Hélène atteignit seize ans, passa son brevet à Saintes, et Mme Trousseline écrivit que la chère petite, sachant ses parens sans fortune et l’obligation où elle serait de gagner son pain, songeait à étudier pour être pharmacienne. Cette pensée fit rire aux larmes Mme Fontœuvre, mais le père approuva le projet, et la sage Hélène fut orientée vers le baccalauréat. François, lui, n’avait aucun goût déterminé. Il aurait voulu gagner beaucoup d’argent et ne rien faire. D’ailleurs, tout lui était égal. Mme Fontœuvre désira tout d’un coup, entre deux idées de tableaux, qu’il fît son droit et fût avocat. Mais quand on en parla au jeune homme, il haussa les épaules. Pensait-on qu’il serait même bachelier !

— Tu travailleras, dit la mère ; je travaille bien, moi.

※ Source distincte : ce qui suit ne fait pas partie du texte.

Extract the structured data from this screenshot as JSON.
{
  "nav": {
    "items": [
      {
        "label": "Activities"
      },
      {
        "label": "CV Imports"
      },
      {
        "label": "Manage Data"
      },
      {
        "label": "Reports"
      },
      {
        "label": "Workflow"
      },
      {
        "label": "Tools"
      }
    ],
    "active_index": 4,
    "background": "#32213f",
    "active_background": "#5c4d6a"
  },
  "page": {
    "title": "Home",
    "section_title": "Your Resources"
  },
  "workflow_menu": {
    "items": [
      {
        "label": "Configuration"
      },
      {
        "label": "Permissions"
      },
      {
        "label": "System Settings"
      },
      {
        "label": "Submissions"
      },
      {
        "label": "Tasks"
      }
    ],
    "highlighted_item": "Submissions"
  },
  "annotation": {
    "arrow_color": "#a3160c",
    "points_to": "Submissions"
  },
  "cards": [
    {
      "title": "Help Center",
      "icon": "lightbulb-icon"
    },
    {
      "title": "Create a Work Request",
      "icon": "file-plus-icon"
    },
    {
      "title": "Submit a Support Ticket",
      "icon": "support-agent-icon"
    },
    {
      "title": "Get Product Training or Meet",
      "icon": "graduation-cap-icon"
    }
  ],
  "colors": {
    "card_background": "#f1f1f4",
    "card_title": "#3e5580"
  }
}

— Parce que cela te plaît, maman.

— Tu crois ? Tu crois que c’est toujours drôle, la peinture ? Non, mon petit, va, je travaille par devoir.

— Oh ! le devoir !… Encore une balançoire ! Si je peux gagner ma vie avec le minimum de travail, je t’assure que je me moque bien que ce soit un devoir de travailler. D’abord, je veux être courtier en peaux d’Amérique, comme le père d’un de mes camarades qui est riche à millions.

— Courtier en peaux d’Amérique ! répéta la petite Fontœuvre, reprise du même fou rire qu’à la pensée de voir sa fille pharmacienne.

— Et Marcelle ? dit à son tour Pierre Fontœuvre, qu’en ferons-nous ?

Le moment était venu de parler en conseil de famille. Pourtant la petite fille éprouvait une difficulté si grande à révéler quelque chose de soi, qu’elle allait se taire encore, quand Mme Fontœuvre déclara légèrement :

— Marcelle n’a aucune aptitude spéciale ; nous la mettrons dans les Postes.